The declaration of a national emergency played into King’s hands as he was able to stifle accusations of corruption and patronage within his government, that actually turned out to have much validity, and the more centrist of the Progressives jumped ship to the Liberal party which wrapped itself in the flag to weather the crisis. With a stronger Liberal party and an emasculated Progressive party, the Conservatives bid their time, constantly criticizing King’s failure to secure more of the Empire, though realistically, the tiny Canadian army was only able to send a token force to the Caribbean. King, realizing that the Empire was lost but that the admission of such a fact was political suicide, embarked upon a new imperial policy as the most powerful British state left standing. The presence of a British government in exile was a threat to Canadian unity and King’s power, and under the provisions of the War Measures Act and martial law, King promulgated a legislative union act, merging the two governments into one under his control. He was then able to outmaneuver and replace all British leaders who could conceivably try to become Prime Minister of Canada in the highly charged emotional mindset of the fall of Britain. After asserting his control over the Cabinet and parliament and making sure that only British MP’s who would follow his line and get elected in their own right in Canadian ridings, King moved on to the armed forces. Seeing the Royal Navy as the only common institution of the Empire still intact, the Fleet was ordered to divide up and deploy squadrons to Karachi, Australasia and South Africa. This did much to reassure the Australasians and South Africans, though it wasn't meant to be permanent.

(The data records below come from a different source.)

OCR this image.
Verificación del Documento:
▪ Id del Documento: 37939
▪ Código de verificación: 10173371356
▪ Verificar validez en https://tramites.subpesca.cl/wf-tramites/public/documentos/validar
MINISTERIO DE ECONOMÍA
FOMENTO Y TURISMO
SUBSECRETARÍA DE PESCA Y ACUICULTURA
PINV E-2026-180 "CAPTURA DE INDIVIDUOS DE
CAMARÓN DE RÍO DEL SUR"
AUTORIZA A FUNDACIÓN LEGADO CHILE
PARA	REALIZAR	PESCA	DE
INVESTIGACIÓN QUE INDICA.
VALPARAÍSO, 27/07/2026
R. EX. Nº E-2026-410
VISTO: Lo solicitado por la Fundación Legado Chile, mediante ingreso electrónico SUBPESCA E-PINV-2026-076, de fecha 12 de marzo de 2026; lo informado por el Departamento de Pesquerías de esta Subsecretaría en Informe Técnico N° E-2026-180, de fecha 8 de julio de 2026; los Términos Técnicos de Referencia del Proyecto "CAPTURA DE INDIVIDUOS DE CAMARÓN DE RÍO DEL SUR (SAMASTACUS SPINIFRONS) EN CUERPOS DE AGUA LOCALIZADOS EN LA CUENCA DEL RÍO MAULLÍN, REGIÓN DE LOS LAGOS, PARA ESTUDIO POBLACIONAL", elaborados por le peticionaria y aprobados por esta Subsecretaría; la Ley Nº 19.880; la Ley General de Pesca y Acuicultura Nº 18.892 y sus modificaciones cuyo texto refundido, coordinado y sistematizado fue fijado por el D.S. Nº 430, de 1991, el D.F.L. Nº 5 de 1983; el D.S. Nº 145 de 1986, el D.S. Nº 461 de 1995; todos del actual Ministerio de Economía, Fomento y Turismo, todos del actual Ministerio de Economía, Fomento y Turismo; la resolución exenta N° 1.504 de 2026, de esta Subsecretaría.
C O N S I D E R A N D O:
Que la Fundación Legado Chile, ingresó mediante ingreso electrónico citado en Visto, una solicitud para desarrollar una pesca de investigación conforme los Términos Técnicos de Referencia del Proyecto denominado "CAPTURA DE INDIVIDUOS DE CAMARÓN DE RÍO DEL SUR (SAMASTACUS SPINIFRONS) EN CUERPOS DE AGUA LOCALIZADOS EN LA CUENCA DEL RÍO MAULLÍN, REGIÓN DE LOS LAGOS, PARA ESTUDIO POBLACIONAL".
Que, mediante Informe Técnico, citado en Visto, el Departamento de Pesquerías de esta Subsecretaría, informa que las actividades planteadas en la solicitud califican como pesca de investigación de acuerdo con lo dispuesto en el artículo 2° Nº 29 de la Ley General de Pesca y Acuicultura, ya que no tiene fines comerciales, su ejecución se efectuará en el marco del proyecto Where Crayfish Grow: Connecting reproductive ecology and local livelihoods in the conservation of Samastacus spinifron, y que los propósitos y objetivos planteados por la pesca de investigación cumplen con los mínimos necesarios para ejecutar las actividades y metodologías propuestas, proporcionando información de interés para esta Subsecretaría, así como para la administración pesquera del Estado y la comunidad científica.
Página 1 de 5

When the Imperial metropole revolted, India was thrown into confusion. Desperate to stop the chaos from spreading, the exiled Parliament fast-tracked the Anglo-Indian Treaty, making India a Dominion with Maharaja Ganga Singh as its Premier in October of 1925. However it was too little, too late for the Indian National Congress, who formed their own socialist government in Calcutta. Civil war followed, with the new Bharatiya Commune taking control of the east, the Dominion holding on to the northwest around Delhi while losing parts of the frontier to Afghanistan, and the new Princely Federation coalescing in the south around the Nizam of Hyderabad. Nepal, Bhutan, and Burma all became independent, the last falling into utter chaos for many years.


The Commonwealth of Australia and the Dominion of New Zealand merged to form the Australasian Confederation in 1924. This was to help maintain order in that part of the Empire. However, without the protection of the Royal Navy, which remained in the Atlantic to protect the Royal Family, and with unrest and rioting throughout Australasia, nothing could be done to prevent the German occupation of many remaining British colonies in the Pacific.


The Royal Navy, acting mostly of its own initiative, was able to largely maintain control of the Atlantic and its colonies. In the interests of security and restoring the Empire the British Caribbean and South American colonies continued to recognize the sovereignty of the British Monarch in Canada, but chose to form a Confederation in order to maintain independence. Thus, the Caribbean Federation was created.


The German Empire seized most of the strategic naval stations of the British Empire, allegedly to prevent a world crisis, but it soon became clear as most of the Empire plunged into rebellion and civil war that the British could not insure order and the German presence became a permanent occupation. The African colonies that the Germans took over were later incorporated into Mittelafrika. However, South Africa managed to occupy and annex the Bechuanaland Protectorate as well as Basutoland and Swaziland. Gibraltar was seized by Spain.